WartaDepok.com – Komisi Pemilihan Umum (KPU) Depok akan tetap menyelenggarakan debat putaran kedua. Rencana digelar pada Senin (30/11) dan disiarkan dari salah satu stasiun televisi.

Debat akan berlangsung dengan komposisi 2:1 pasalnya Idris tidak dihadirkan karena sedang dirawat akibat positif Covid19.

Read More

“Debat tetap berlangsung dihadiri oleh mereka yang tdiak terkonfirmasi positif. Jadi hanya Pak Idris yang mungkin tidak menghadiri. Ya minus pak idris, debat tetap berjalan,” kata Ketua KPU Depok, Nana Sobharna, Jumat (26/11/2020).

Dengan komposisi 2:1 kata Nana tidak akan mempengaruhi jalannya debat nanti. Bahkan kata dia, hal serupa pernah terjadi di wilayah lain, yaitu di Indramayu.

“Tidak hanya Depok yang melakukan itu. Sebelumnya ada di Indramayu, calon bupatinya yang terkonfirmasi positif, beliau tidak hadir.

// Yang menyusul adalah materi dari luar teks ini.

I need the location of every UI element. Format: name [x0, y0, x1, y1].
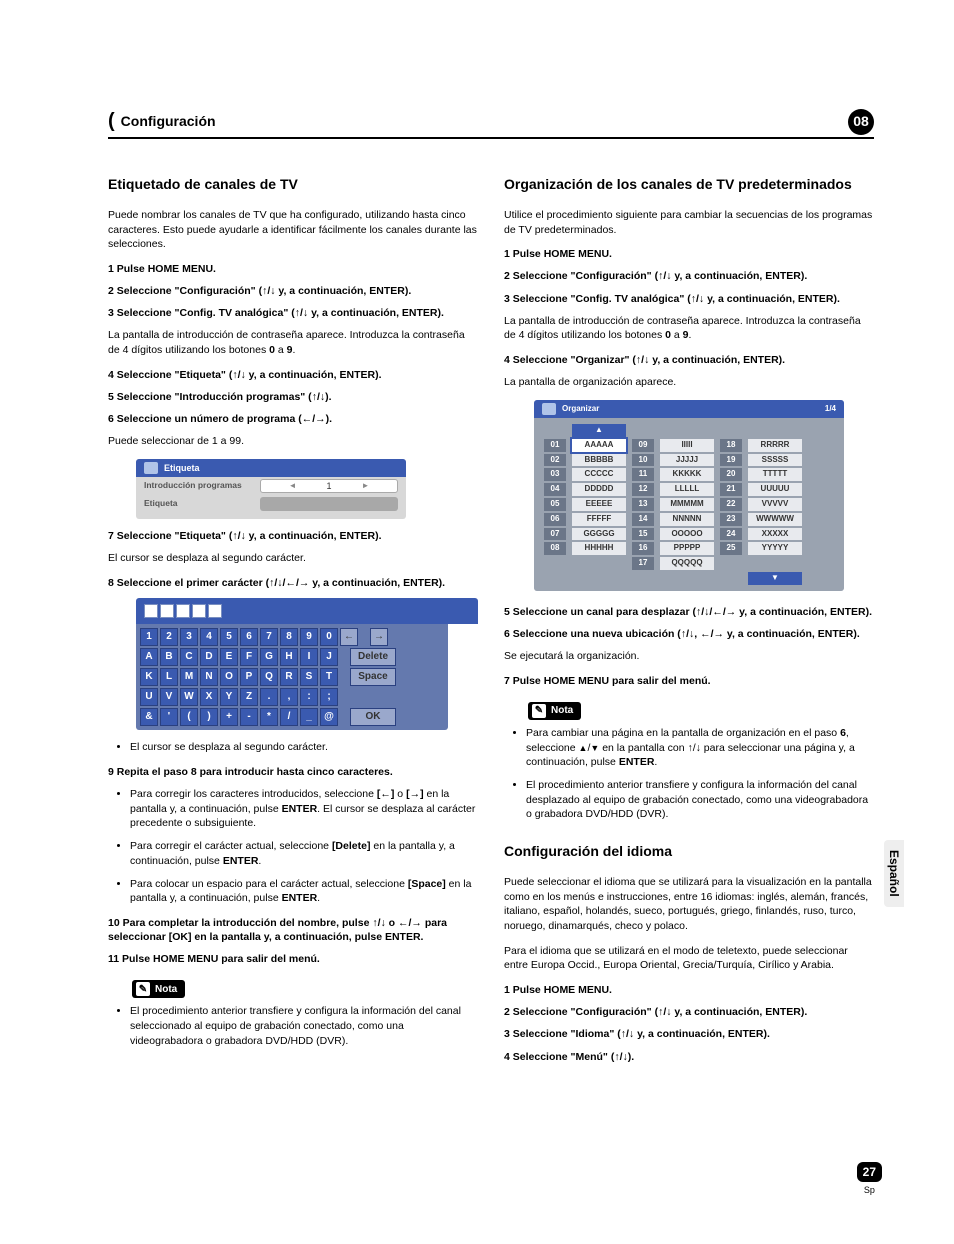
l-step-4: 4 Seleccione "Menú" (/). [504, 1050, 874, 1064]
chapter-header: ( Configuración 08 [108, 108, 874, 139]
r-step-5: 5 Seleccione un canal para desplazar (//… [504, 605, 874, 619]
keyboard: 1234567890←→ ABCDEFGHIJDelete KLMNOPQRST… [136, 598, 478, 730]
step-6-note: Puede seleccionar de 1 a 99. [108, 434, 478, 449]
r-step-6: 6 Seleccione una nueva ubicación (/, / y… [504, 627, 874, 641]
lang-p1: Puede seleccionar el idioma que se utili… [504, 875, 874, 934]
page-number: 27 Sp [857, 1162, 882, 1196]
chapter-number: 08 [848, 109, 874, 135]
l-step-3: 3 Seleccione "Idioma" (/ y, a continuaci… [504, 1027, 874, 1041]
step-8: 8 Seleccione el primer carácter (/// y, … [108, 576, 478, 590]
header-paren: ( [108, 108, 115, 135]
tv-icon [144, 462, 158, 474]
step-9: 9 Repita el paso 8 para introducir hasta… [108, 765, 478, 779]
step-11: 11 Pulse HOME MENU para salir del menú. [108, 952, 478, 966]
r-step-1: 1 Pulse HOME MENU. [504, 247, 874, 261]
nota-badge-left: ✎Nota [132, 980, 185, 998]
step-3-note: La pantalla de introducción de contraseñ… [108, 328, 478, 357]
r-step-6-note: Se ejecutará la organización. [504, 649, 874, 664]
nota-bullets-left: El procedimiento anterior transfiere y c… [108, 1004, 478, 1048]
section-title-organizacion: Organización de los canales de TV predet… [504, 175, 874, 194]
kb-row-5: &'()+-*/_@OK [140, 708, 444, 726]
nota-badge-right: ✎Nota [528, 702, 581, 720]
right-column: Organización de los canales de TV predet… [504, 175, 874, 1072]
l-step-1: 1 Pulse HOME MENU. [504, 983, 874, 997]
r-step-3: 3 Seleccione "Config. TV analógica" (/ y… [504, 292, 874, 306]
language-tab: Español [884, 840, 904, 907]
step-7-note: El cursor se desplaza al segundo carácte… [108, 551, 478, 566]
step-5: 5 Seleccione "Introducción programas" (/… [108, 390, 478, 404]
step-3: 3 Seleccione "Config. TV analógica" (/ y… [108, 306, 478, 320]
section-title-etiquetado: Etiquetado de canales de TV [108, 175, 478, 194]
tv-icon [542, 403, 556, 415]
step-6: 6 Seleccione un número de programa (/). [108, 412, 478, 426]
panel-row-intro: Introducción programas ◄1► [136, 477, 406, 495]
l-step-2: 2 Seleccione "Configuración" (/ y, a con… [504, 1005, 874, 1019]
step-9-bullets: Para corregir los caracteres introducido… [108, 787, 478, 906]
r-step-4-note: La pantalla de organización aparece. [504, 375, 874, 390]
chapter-title: Configuración [121, 112, 216, 131]
etiqueta-panel-title: Etiqueta [136, 459, 406, 477]
step-10: 10 Para completar la introducción del no… [108, 916, 478, 944]
r-step-3-note: La pantalla de introducción de contraseñ… [504, 314, 874, 343]
left-column: Etiquetado de canales de TV Puede nombra… [108, 175, 478, 1072]
organizar-panel: Organizar1/4 ▲01AAAAA09IIIII18RRRRR02BBB… [534, 400, 844, 591]
section-title-idioma: Configuración del idioma [504, 842, 874, 861]
step-4: 4 Seleccione "Etiqueta" (/ y, a continua… [108, 368, 478, 382]
step-2: 2 Seleccione "Configuración" (/ y, a con… [108, 284, 478, 298]
r-step-7: 7 Pulse HOME MENU para salir del menú. [504, 674, 874, 688]
kb-row-3: KLMNOPQRSTSpace [140, 668, 444, 686]
etiqueta-panel: Etiqueta Introducción programas ◄1► Etiq… [136, 459, 406, 519]
intro-text: Puede nombrar los canales de TV que ha c… [108, 208, 478, 252]
kb-row-2: ABCDEFGHIJDelete [140, 648, 444, 666]
panel-row-etiqueta: Etiqueta [136, 495, 406, 513]
kb-row-1: 1234567890←→ [140, 628, 444, 646]
step-8-bullets: El cursor se desplaza al segundo carácte… [108, 740, 478, 755]
nota-bullets-right: Para cambiar una página en la pantalla d… [504, 726, 874, 822]
r-step-4: 4 Seleccione "Organizar" (/ y, a continu… [504, 353, 874, 367]
kb-row-4: UVWXYZ.,:; [140, 688, 444, 706]
step-1: 1 Pulse HOME MENU. [108, 262, 478, 276]
pencil-icon: ✎ [532, 704, 546, 718]
org-intro: Utilice el procedimiento siguiente para … [504, 208, 874, 237]
lang-p2: Para el idioma que se utilizará en el mo… [504, 944, 874, 973]
r-step-2: 2 Seleccione "Configuración" (/ y, a con… [504, 269, 874, 283]
pencil-icon: ✎ [136, 982, 150, 996]
step-7: 7 Seleccione "Etiqueta" (/ y, a continua… [108, 529, 478, 543]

Kemudian ada di Kalimantan juga. Jadi bukan hal baru, sudah ada contoh,” ungkapnya.

Ditegaskan bahwa proses akan tetap berjalan sesuai perencanaan. Sehingga jika ada keberatan dari pasangan calon dengan komposisi 2:1 maka tidak akan ditanggapi.

“Ya nggak bisa donk (keberatan). Proses tetap berjalan, persiapan kan bukan sehari dua hari, sudah jauh-jauh hari,” tegasnya.

Perihal Idris, hingga kini pihaknya mengaku belum menerima laporan siapa saja yang sudah ditracing. Pihaknya mengaku sudah melakukan antisipasi dengan meminta paslon memberikan hasil rapid test sebeluk masuk studio saat itu.

“Jadi hadir disana itu kami pastikan menunjukan hasil rapid test, kalau beliau kena dimana kita kan enggak tahu. Jadi tidak ada kaitan dengan iNews positifnya Pak Idris ya, tidak ada kaitan,” tegasnya.